Sunday, August 29, 2010

Lashlie's cure to end cycle of crime

By Catherine Masters - Saturday Aug 28, 2010 , New Zealand Herald.

Right - Celia Lashlie. Photo / Mark Mitchell.

When Celia Lashlie was manager of Christchurch Women's Prison, Maka Renata's mum was jailed there.
Renata is the boy who Child, Youth and Family put into the care of an uncle who taught him how to rape.
His mum, writes Lashlie in her new book, was a hard woman, a woman for whom life had not been gentle.
She wasn't easy to manage in prison with her tough exterior and she didn't let anyone draw too close.
In Lashlie's view, the woman saw her criminal offending as the way it had to be in order for her and her children and grandchildren to survive in an unforgiving world.
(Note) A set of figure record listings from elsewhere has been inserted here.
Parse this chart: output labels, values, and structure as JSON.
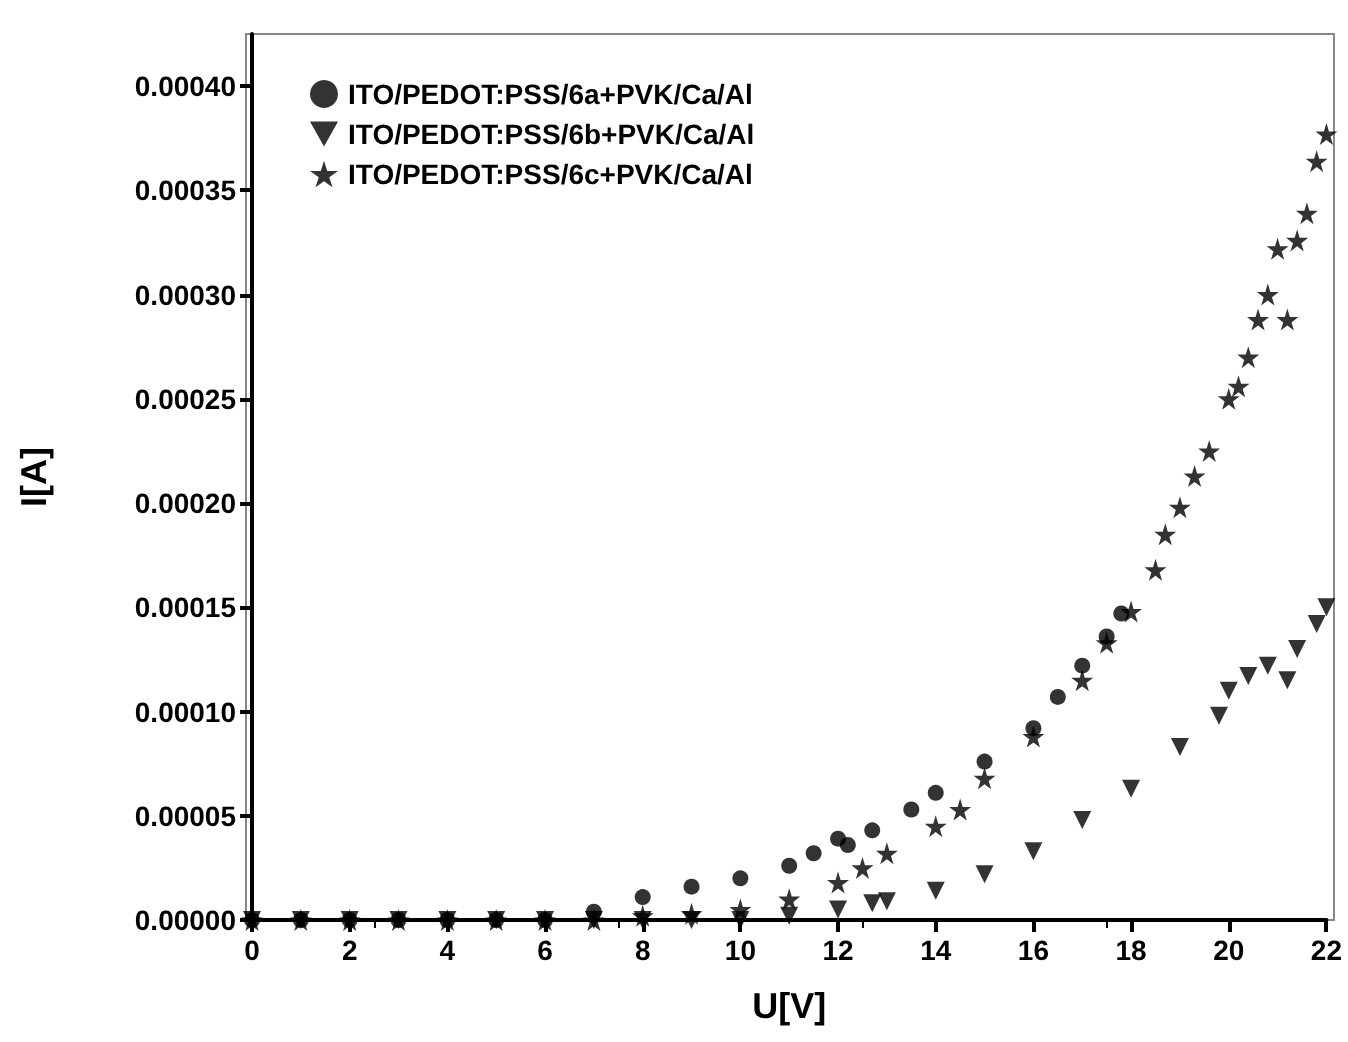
{
  "chart_data": {
    "type": "scatter",
    "xlabel": "U[V]",
    "ylabel": "I[A]",
    "xlim": [
      0,
      22
    ],
    "xticks": [
      0,
      2,
      4,
      6,
      8,
      10,
      12,
      14,
      16,
      18,
      20,
      22
    ],
    "ylim": [
      0,
      0.000425
    ],
    "yticks": [
      {
        "value": 0,
        "label": "0.00000"
      },
      {
        "value": 5e-05,
        "label": "0.00005"
      },
      {
        "value": 0.0001,
        "label": "0.00010"
      },
      {
        "value": 0.00015,
        "label": "0.00015"
      },
      {
        "value": 0.0002,
        "label": "0.00020"
      },
      {
        "value": 0.00025,
        "label": "0.00025"
      },
      {
        "value": 0.0003,
        "label": "0.00030"
      },
      {
        "value": 0.00035,
        "label": "0.00035"
      },
      {
        "value": 0.0004,
        "label": "0.00040"
      }
    ],
    "grid": false,
    "legend": "top left",
    "series": [
      {
        "name": "ITO/PEDOT:PSS/6a+PVK/Ca/Al",
        "color": "#000000",
        "marker": "circle",
        "x": [
          0,
          1,
          2,
          3,
          4,
          5,
          6,
          7,
          8,
          9,
          10,
          11,
          11.5,
          12,
          12.2,
          12.7,
          13.5,
          14,
          15,
          16,
          16.5,
          17,
          17.5,
          17.8
        ],
        "values": [
          0,
          0,
          0,
          0,
          0,
          0,
          0,
          4e-06,
          1.1e-05,
          1.6e-05,
          2e-05,
          2.6e-05,
          3.2e-05,
          3.9e-05,
          3.6e-05,
          4.3e-05,
          5.3e-05,
          6.1e-05,
          7.6e-05,
          9.2e-05,
          0.000107,
          0.000122,
          0.000136,
          0.000147
        ]
      },
      {
        "name": "ITO/PEDOT:PSS/6b+PVK/Ca/Al",
        "color": "#000000",
        "marker": "triangle",
        "x": [
          0,
          1,
          2,
          3,
          4,
          5,
          6,
          7,
          8,
          9,
          10,
          11,
          12,
          12.7,
          13,
          14,
          15,
          16,
          17,
          18,
          19,
          19.8,
          20,
          20.4,
          20.8,
          21.2,
          21.4,
          21.8,
          22
        ],
        "values": [
          0,
          0,
          0,
          0,
          0,
          0,
          0,
          0,
          0,
          0,
          0,
          2e-06,
          5e-06,
          8e-06,
          9e-06,
          1.4e-05,
          2.2e-05,
          3.3e-05,
          4.8e-05,
          6.3e-05,
          8.3e-05,
          9.8e-05,
          0.00011,
          0.000117,
          0.000122,
          0.000115,
          0.00013,
          0.000142,
          0.00015
        ]
      },
      {
        "name": "ITO/PEDOT:PSS/6c+PVK/Ca/Al",
        "color": "#000000",
        "marker": "star",
        "x": [
          0,
          1,
          2,
          3,
          4,
          5,
          6,
          7,
          8,
          9,
          10,
          11,
          12,
          12.5,
          13,
          14,
          14.5,
          15,
          16,
          17,
          17.5,
          18,
          18.5,
          18.7,
          19,
          19.3,
          19.6,
          20,
          20.2,
          20.4,
          20.6,
          20.8,
          21,
          21.2,
          21.4,
          21.6,
          21.8,
          22
        ],
        "values": [
          0,
          0,
          0,
          0,
          0,
          0,
          0,
          0,
          2e-06,
          3e-06,
          5e-06,
          1e-05,
          1.8e-05,
          2.5e-05,
          3.2e-05,
          4.5e-05,
          5.3e-05,
          6.8e-05,
          8.8e-05,
          0.000115,
          0.000133,
          0.000148,
          0.000168,
          0.000185,
          0.000198,
          0.000213,
          0.000225,
          0.00025,
          0.000256,
          0.00027,
          0.000288,
          0.0003,
          0.000322,
          0.000288,
          0.000326,
          0.000339,
          0.000364,
          0.000377
        ]
      }
    ]
  }
}
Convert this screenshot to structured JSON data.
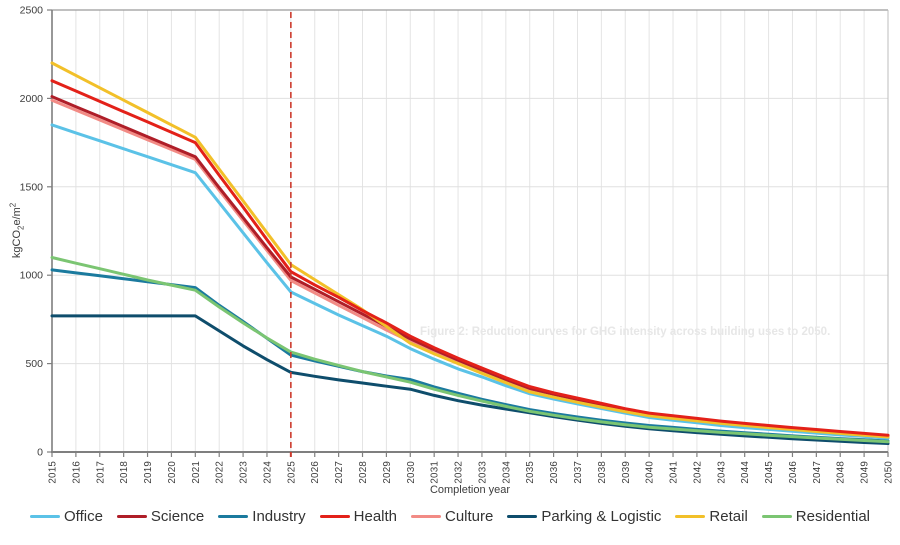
{
  "watermark": "Figure 2: Reduction curves for GHG intensity across building uses to 2050.",
  "chart_data": {
    "type": "line",
    "title": "",
    "xlabel": "Completion year",
    "ylabel": {
      "pre": "kgCO",
      "sub": "2",
      "mid": "e/m",
      "sup": "2"
    },
    "ylim": [
      0,
      2500
    ],
    "yticks": [
      0,
      500,
      1000,
      1500,
      2000,
      2500
    ],
    "grid": true,
    "legend_position": "bottom",
    "reference_line": {
      "x": 2025,
      "color": "#cc3a2d",
      "style": "dashed"
    },
    "axis_colors": {
      "spine": "#7f7f7f",
      "grid": "#e4e4e4",
      "tick_label": "#3d3d3d"
    },
    "x": [
      2015,
      2016,
      2017,
      2018,
      2019,
      2020,
      2021,
      2022,
      2023,
      2024,
      2025,
      2026,
      2027,
      2028,
      2029,
      2030,
      2031,
      2032,
      2033,
      2034,
      2035,
      2036,
      2037,
      2038,
      2039,
      2040,
      2041,
      2042,
      2043,
      2044,
      2045,
      2046,
      2047,
      2048,
      2049,
      2050
    ],
    "series": [
      {
        "name": "Office",
        "color": "#5BC2E7",
        "values": [
          1850,
          1805,
          1760,
          1715,
          1670,
          1625,
          1580,
          1410,
          1240,
          1070,
          905,
          840,
          775,
          715,
          655,
          585,
          525,
          470,
          425,
          375,
          330,
          300,
          272,
          246,
          220,
          195,
          180,
          165,
          150,
          138,
          128,
          117,
          107,
          97,
          88,
          78
        ]
      },
      {
        "name": "Science",
        "color": "#AF1E28",
        "values": [
          2010,
          1953,
          1897,
          1840,
          1783,
          1727,
          1670,
          1495,
          1325,
          1155,
          990,
          920,
          850,
          780,
          710,
          640,
          578,
          520,
          465,
          410,
          360,
          327,
          297,
          268,
          240,
          215,
          200,
          185,
          171,
          158,
          146,
          135,
          124,
          113,
          102,
          92
        ]
      },
      {
        "name": "Industry",
        "color": "#1B7A9E",
        "values": [
          1030,
          1013,
          997,
          980,
          963,
          947,
          930,
          830,
          738,
          643,
          548,
          515,
          485,
          455,
          430,
          410,
          368,
          332,
          298,
          268,
          240,
          218,
          198,
          180,
          164,
          150,
          139,
          128,
          118,
          109,
          100,
          91,
          83,
          76,
          69,
          62
        ]
      },
      {
        "name": "Health",
        "color": "#E32119",
        "values": [
          2100,
          2042,
          1983,
          1925,
          1867,
          1808,
          1750,
          1565,
          1385,
          1200,
          1020,
          945,
          875,
          800,
          730,
          655,
          590,
          530,
          475,
          420,
          370,
          335,
          305,
          275,
          245,
          220,
          205,
          190,
          175,
          162,
          150,
          138,
          127,
          116,
          105,
          95
        ]
      },
      {
        "name": "Culture",
        "color": "#F28B85",
        "values": [
          1990,
          1934,
          1878,
          1822,
          1766,
          1711,
          1655,
          1480,
          1310,
          1140,
          970,
          900,
          830,
          760,
          690,
          625,
          563,
          505,
          450,
          398,
          350,
          318,
          289,
          261,
          234,
          210,
          195,
          181,
          167,
          154,
          142,
          131,
          120,
          109,
          98,
          88
        ]
      },
      {
        "name": "Parking & Logistic",
        "color": "#0E4D6C",
        "values": [
          770,
          770,
          770,
          770,
          770,
          770,
          770,
          685,
          600,
          522,
          450,
          428,
          408,
          390,
          372,
          355,
          320,
          290,
          265,
          243,
          222,
          200,
          180,
          162,
          146,
          132,
          120,
          110,
          100,
          91,
          83,
          75,
          68,
          61,
          54,
          48
        ]
      },
      {
        "name": "Retail",
        "color": "#F2C029",
        "values": [
          2200,
          2130,
          2060,
          1990,
          1920,
          1850,
          1780,
          1600,
          1420,
          1240,
          1060,
          975,
          890,
          805,
          710,
          615,
          555,
          500,
          445,
          392,
          340,
          310,
          281,
          254,
          228,
          205,
          190,
          176,
          162,
          150,
          138,
          127,
          116,
          105,
          95,
          85
        ]
      },
      {
        "name": "Residential",
        "color": "#7BC572",
        "values": [
          1100,
          1068,
          1037,
          1005,
          973,
          944,
          915,
          820,
          730,
          645,
          565,
          525,
          490,
          455,
          425,
          395,
          355,
          320,
          288,
          258,
          230,
          208,
          188,
          170,
          154,
          140,
          130,
          120,
          111,
          103,
          95,
          87,
          79,
          72,
          65,
          58
        ]
      }
    ]
  }
}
On the evening Lashlie delivered the news of her 14-year-old son's arrest for rape, the tough woman wept.
"Her beloved son, barely out of childhood, had just inflicted violence of the sort she had experienced numerous times in her life," writes Lashlie. "Her son was a rapist... It was as I watched her weep and felt her genuine sorrow and grief that I realised, not for the first time, that in some way I had yet to fully understand the mothers of our at-risk children are part of the answer."

Lashlie is sometimes angry and often cynical in The Power of Mothers: Releasing Our Children.

Read Catherine Masters' full piece at NZH.

Footnote:
The author was interviewed by Kim Hill on Radio NZ National this morning.
The book, published by Harper Collins ($36.99), will be released 1 September.
About the author:
Celia Lashlie was the first woman prison officer to work in a male prison. Later she conducted seminars with prison officers, aimed at challenging macho attitudes and behaviour. Perceptive and straight-talking, she was soon earmarked for higher office, and became manager of Christchurch Women’s Prison in 1997, where she was highly effective in bridging the gap between prison and the community at large. She then worked with Special Education Services in Nelson, which occasioned the events of 2001.
Celia has a degree in Anthropology and Maori, and is the mother of two children.
 She lives in Wellington, and is currently working a consultant in the social justice area.